Examining the impact of retirement on health
Along with her focus on child and family policy, Fitzpatrick also researches various aspects of retirement. Her 2018 study exploring the connection between retirement and health attracted broad media and news attention.
“There’s an enormous amount of literature looking at whether retirement is good or bad for people’s health,” she says. “It’s a really complex question. The classic idea is that someone who works in a physically demanding job, such as a railroad worker, finds their health improves after they retire because they are no longer doing such backbreaking work. But not many of us do that sort of physical work these days.”
“Many people find their work provides them with engagement, mental and social stimulation, and reasons to get out of the house,” she says. “For those people, retirement might have a negative impact on health.”
Fitzpatrick joined with Timothy J. Moore, associate professor of economics at Purdue University, to address the question of retirement’s effect on health. They analyzed national death certificates in the United States, specifically focusing on people who were 62 years old at the time of death, the age when most first become eligible for social security benefits.
“Because of eligibility, a lot of people retire right at age 62,” Fitzpatrick says. “Among men, 10% retire at that age. If retirement affects health, we thought we might see a change in mortality at that age.”
The researchers, indeed, found a 2% increase in male mortality at age 62. Single men with lower levels of education were affected the most, and the most common causes of death were lung-related conditions such as chronic obstructive pulmonary disease. “That suggests that, for men, on average, early retirement at 62 has pretty severe health consequences,” Fitzpatrick says.
Other research has shown that upon retirement, people become more sedentary and increase negative health behaviors such as smoking. Fitzpatrick and Moore hypothesize that the retired men were not in good health to begin with, and when they indulged in these negative behaviors the adverse health effects hastened their deaths.

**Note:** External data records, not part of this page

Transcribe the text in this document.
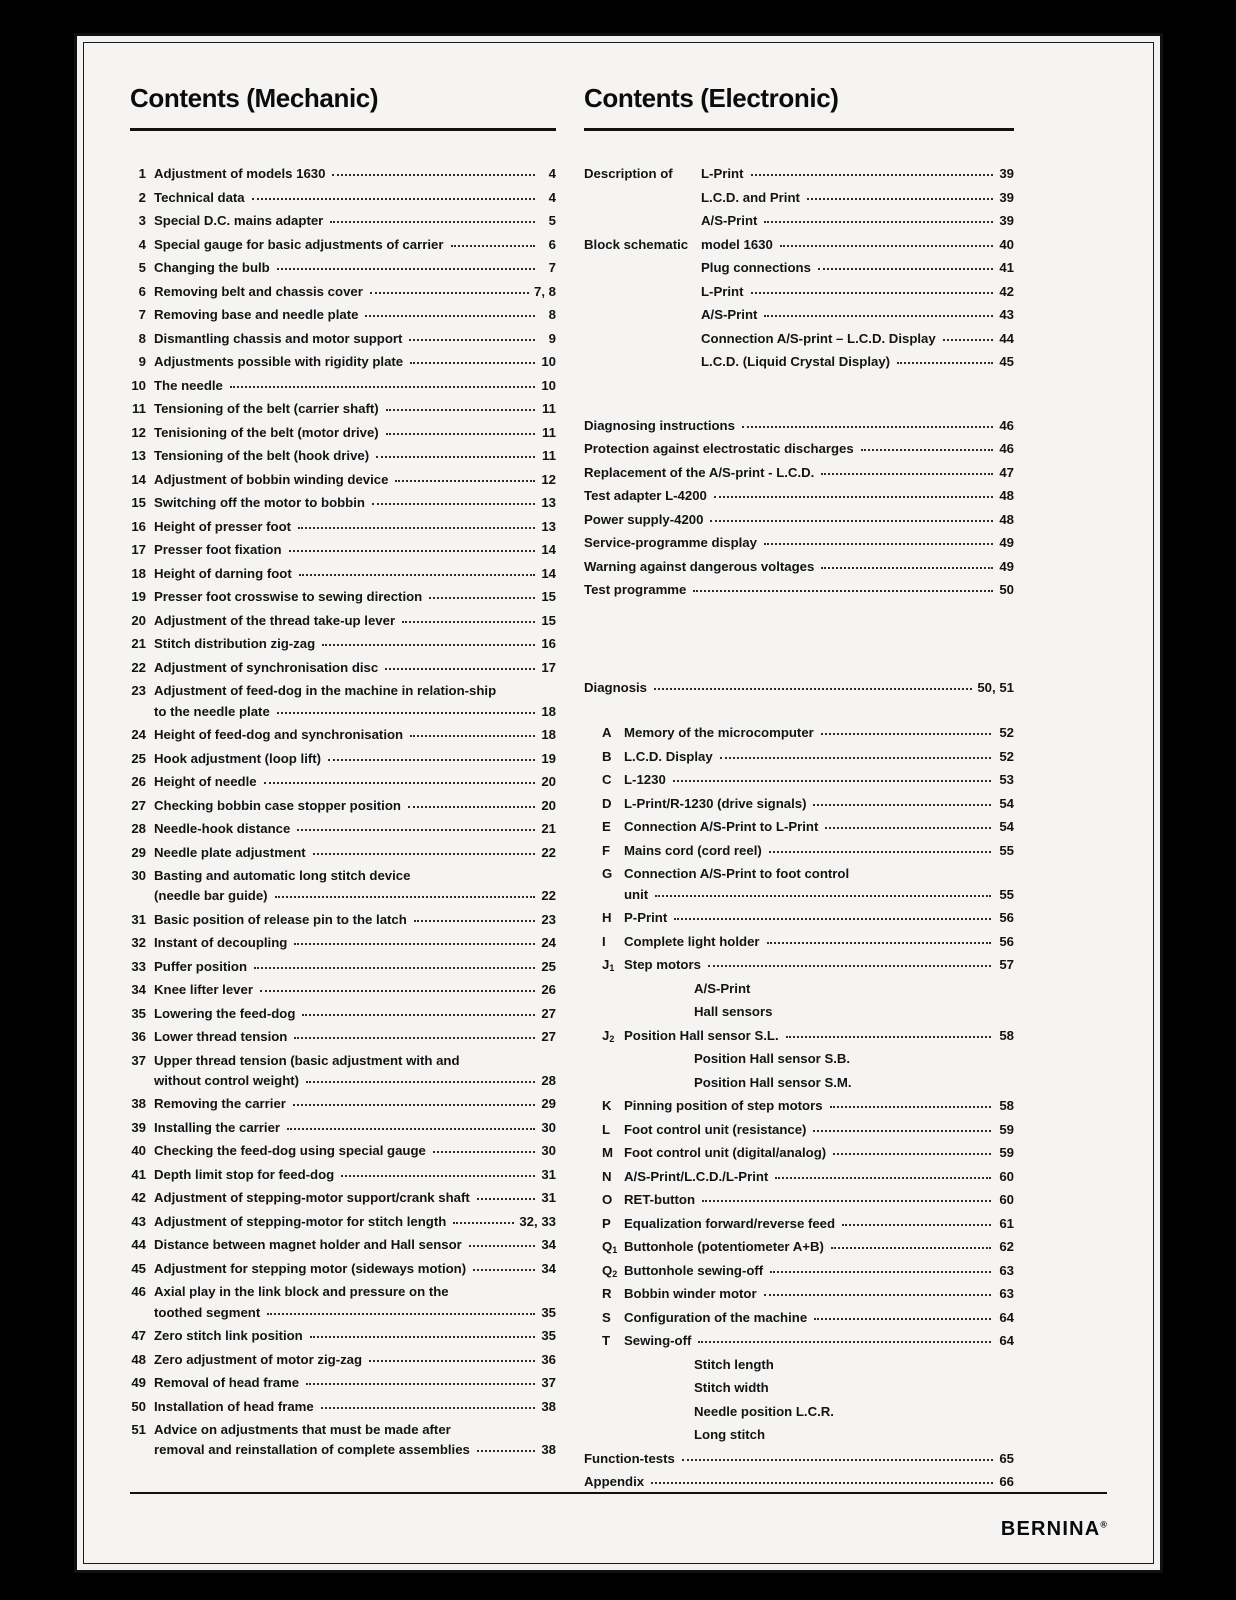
Contents (Mechanic)
1 Adjustment of models 1630	4
2 Technical data	4
3 Special D.C. mains adapter	5
4 Special gauge for basic adjustments of carrier	6
5 Changing the bulb	7
6 Removing belt and chassis cover	7, 8
7 Removing base and needle plate	8
8 Dismantling chassis and motor support	9
9 Adjustments possible with rigidity plate	10
10 The needle	10
11 Tensioning of the belt (carrier shaft)	11
12 Tenisioning of the belt (motor drive)	11
13 Tensioning of the belt (hook drive)	11
14 Adjustment of bobbin winding device	12
15 Switching off the motor to bobbin	13
16 Height of presser foot	13
17 Presser foot fixation	14
18 Height of darning foot	14
19 Presser foot crosswise to sewing direction	15
20 Adjustment of the thread take-up lever	15
21 Stitch distribution zig-zag	16
22 Adjustment of synchronisation disc	17
23 Adjustment of feed-dog in the machine in relation-ship
to the needle plate	18
24 Height of feed-dog and synchronisation	18
25 Hook adjustment (loop lift)	19
26 Height of needle	20
27 Checking bobbin case stopper position	20
28 Needle-hook distance	21
29 Needle plate adjustment	22
30 Basting and automatic long stitch device
(needle bar guide)	22
31 Basic position of release pin to the latch	23
32 Instant of decoupling	24
33 Puffer position	25
34 Knee lifter lever	26
35 Lowering the feed-dog	27
36 Lower thread tension	27
37 Upper thread tension (basic adjustment with and
without control weight)	28
38 Removing the carrier	29
39 Installing the carrier	30
40 Checking the feed-dog using special gauge	30
41 Depth limit stop for feed-dog	31
42 Adjustment of stepping-motor support/crank shaft	31
43 Adjustment of stepping-motor for stitch length	32, 33
44 Distance between magnet holder and Hall sensor	34
45 Adjustment for stepping motor (sideways motion)	34
46 Axial play in the link block and pressure on the
toothed segment	35
47 Zero stitch link position	35
48 Zero adjustment of motor zig-zag	36
49 Removal of head frame	37
50 Installation of head frame	38
51 Advice on adjustments that must be made after
removal and reinstallation of complete assemblies	38
Contents (Electronic)
Description of	L-Print	39
L.C.D. and Print	39
A/S-Print	39
Block schematic model 1630	40
Plug connections	41
L-Print	42
A/S-Print	43
Connection A/S-print – L.C.D. Display	44
L.C.D. (Liquid Crystal Display)	45
Diagnosing instructions	46
Protection against electrostatic discharges	46
Replacement of the A/S-print - L.C.D.	47
Test adapter L-4200	48
Power supply-4200	48
Service-programme display	49
Warning against dangerous voltages	49
Test programme	50
Diagnosis	50, 51
A Memory of the microcomputer	52
B L.C.D. Display	52
C L-1230	53
D L-Print/R-1230 (drive signals)	54
E	Connection A/S-Print to L-Print	54
F	Mains cord (cord reel)	55
G Connection A/S-Print to foot control
unit	55
H P-Print	56
I	Complete light holder	56
$J_1$ Step motors	57
A/S-Print
Hall sensors
$J_2$ Position Hall sensor S.L.	58
Position Hall sensor S.B.
Position Hall sensor S.M.
K Pinning position of step motors	58
L	Foot control unit (resistance)	59
M Foot control unit (digital/analog)	59
N A/S-Print/L.C.D./L-Print	60
O RET-button	60
P	Equalization forward/reverse feed	61
$Q_1$ Buttonhole (potentiometer A+B)	62
$Q_2$ Buttonhole sewing-off	63
R Bobbin winder motor	63
S	Configuration of the machine	64
T	Sewing-off	64
Stitch length
Stitch width
Needle position L.C.R.
Long stitch
Function-tests	65
Appendix	66
BERNINA®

“Our findings connecting retirement and mortality aren’t true for everyone,” Fitzpatrick says. “The effect on women, for example, was negligible. But our research shows that some groups should take care in thinking about the transition to retirement. A lot of people prepare for retirement financially and in other ways, but very few think about how they are going to take care of their health.”
Economics as a lens on human behavior
Fitzpatrick’s training is in economics, and her varied research interests illustrate the usefulness of the discipline, she says.
“Most people think economics is either about finance or widgets, but it’s really a paradigm for understanding how people behave, why they make the decisions they do, how they allocate scarce resources like their time and money,” she says. “Economics gives us rigorous methods for analysis and for thinking about the decisions we make on an individual and societal level, and it can help us figure out how to spend our time and resources in ways that are most effective.”